Le cas du mésothéliome

E. Gisquet, S. Chamming’s, J-C. Pairon, A. Gilg Soit Ilg, E. Imbernon, M. Goldberg Revue d’Epidémiologie et de Santé Publique, 2011, vol.59, n°6, pp.393-408. Bibliographie
Les auteurs ont utilisé les données enregistrées dans le cadre du Programme national de surveillance du mésothéliome (PNSM), mis en place en 1998 afin d’estimer l’incidence du mésothéliome pleural et son évolution temporelle, de décrire la répartition du mésothéliome par professions et secteurs d’activité et sa reconnaissance médicosociale.
L’analyse porte uniquement sur l’ensemble des patients affiliés au régime Général de la Sécurité sociale, pour lesquels il était possible de déterminer s’ils avaient effectué ou non une déclaration de maladie professionnelle, soit 706 (31%) des patients, dont 80,2% d’hommes, sur les 2 302 sujets inclus dans le PNSM .
Ont été enregistrés la catégorie socioprofessionnelle (PCS) et le secteur d’activité retenus correspondant au dernier emploi exercé, ainsi que le niveau d’études.
Ces données ont été complétées par des entretiens auprès d’un échantillon de personnes atteintes d’une pathologie liée à l’amiante et auprès d’un échantillon de pneumologues qui prennent habituellement en charge ces malades.
Le mésothéliome est plus fréquemment déclaré en maladie professionnelle chez les patients les plus jeunes, les ouvriers ou les employés, ceux ayant un niveau scolaire faible, ceux de sexe masculin , ceux dont l’exposition à l’amiante a été retrouvée.
Le médecin est souvent à l’origine de l’initiative de la déclaration, et notamment le pneumologue ; l’information pédagogique et personnalisée, transmise par le médecin sur l’exposition professionnelle et les procédures est déterminante pour entamer une déclaration de maladie professionnelle.

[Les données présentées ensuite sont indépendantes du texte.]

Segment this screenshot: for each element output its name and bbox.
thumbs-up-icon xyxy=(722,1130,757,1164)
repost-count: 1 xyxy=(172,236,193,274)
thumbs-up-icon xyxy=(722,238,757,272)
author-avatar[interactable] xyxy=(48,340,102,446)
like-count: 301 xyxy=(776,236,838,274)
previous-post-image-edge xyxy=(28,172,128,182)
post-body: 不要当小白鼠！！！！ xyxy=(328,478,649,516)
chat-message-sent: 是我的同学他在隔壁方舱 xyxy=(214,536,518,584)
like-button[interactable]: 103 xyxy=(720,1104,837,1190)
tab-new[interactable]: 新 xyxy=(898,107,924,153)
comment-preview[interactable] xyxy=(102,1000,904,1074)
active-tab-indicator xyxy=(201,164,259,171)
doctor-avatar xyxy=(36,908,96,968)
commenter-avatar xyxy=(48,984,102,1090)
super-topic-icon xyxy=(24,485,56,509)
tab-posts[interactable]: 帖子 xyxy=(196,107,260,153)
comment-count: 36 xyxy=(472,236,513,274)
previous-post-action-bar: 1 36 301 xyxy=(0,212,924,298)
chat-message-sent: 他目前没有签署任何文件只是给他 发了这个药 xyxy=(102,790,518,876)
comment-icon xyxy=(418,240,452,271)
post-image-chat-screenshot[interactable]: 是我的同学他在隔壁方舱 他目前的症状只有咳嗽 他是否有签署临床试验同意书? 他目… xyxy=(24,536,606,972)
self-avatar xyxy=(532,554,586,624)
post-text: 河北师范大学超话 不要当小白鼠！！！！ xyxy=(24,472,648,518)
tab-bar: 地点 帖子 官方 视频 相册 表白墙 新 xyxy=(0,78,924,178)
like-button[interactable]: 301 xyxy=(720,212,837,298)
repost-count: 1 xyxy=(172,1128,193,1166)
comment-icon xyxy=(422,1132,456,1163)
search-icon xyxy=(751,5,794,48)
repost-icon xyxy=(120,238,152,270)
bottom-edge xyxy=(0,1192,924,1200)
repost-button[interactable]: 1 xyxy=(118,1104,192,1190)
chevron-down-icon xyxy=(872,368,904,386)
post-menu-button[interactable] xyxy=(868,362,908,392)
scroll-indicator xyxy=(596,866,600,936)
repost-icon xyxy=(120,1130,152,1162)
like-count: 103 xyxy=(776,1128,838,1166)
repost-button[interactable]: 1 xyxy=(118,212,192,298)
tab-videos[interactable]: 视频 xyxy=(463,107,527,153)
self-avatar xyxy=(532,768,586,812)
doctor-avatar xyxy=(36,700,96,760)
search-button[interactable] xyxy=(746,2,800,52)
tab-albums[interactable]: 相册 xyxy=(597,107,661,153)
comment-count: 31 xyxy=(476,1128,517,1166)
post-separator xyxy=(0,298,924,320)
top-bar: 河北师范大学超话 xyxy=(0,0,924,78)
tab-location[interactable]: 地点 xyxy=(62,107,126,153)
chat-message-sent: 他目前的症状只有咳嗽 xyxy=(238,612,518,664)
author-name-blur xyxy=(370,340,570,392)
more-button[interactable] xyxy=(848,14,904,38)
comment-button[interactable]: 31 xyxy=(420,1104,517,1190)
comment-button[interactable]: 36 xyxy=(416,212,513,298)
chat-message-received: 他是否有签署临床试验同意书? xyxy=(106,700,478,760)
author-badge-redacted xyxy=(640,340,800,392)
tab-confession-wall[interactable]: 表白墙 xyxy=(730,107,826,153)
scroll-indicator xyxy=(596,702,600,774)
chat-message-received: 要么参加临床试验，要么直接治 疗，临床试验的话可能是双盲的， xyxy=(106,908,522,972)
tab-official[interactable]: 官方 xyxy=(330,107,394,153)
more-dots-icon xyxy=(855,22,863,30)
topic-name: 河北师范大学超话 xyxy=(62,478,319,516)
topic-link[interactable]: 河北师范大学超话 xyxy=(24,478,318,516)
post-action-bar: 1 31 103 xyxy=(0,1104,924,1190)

Les freins à la déclaration sont du côté des patients, la difficulté à faire le lien entre leur maladie et l’amiante, l’hésitation à se lancer dans une démarche souvent perçue comme pouvant aller à l’encontre de leurs anciens employeurs. Les difficultés viennent aussi des pneumologues qui ont des difficultés à relier les pathologies à l’environnement professionnel du malade (surtout quand il est ancien).
Il semble qu’une information adaptée aux patients concernés pourrait permettre de lutter plus efficacement contre les disparités de la sous-déclaration du mésothéliome.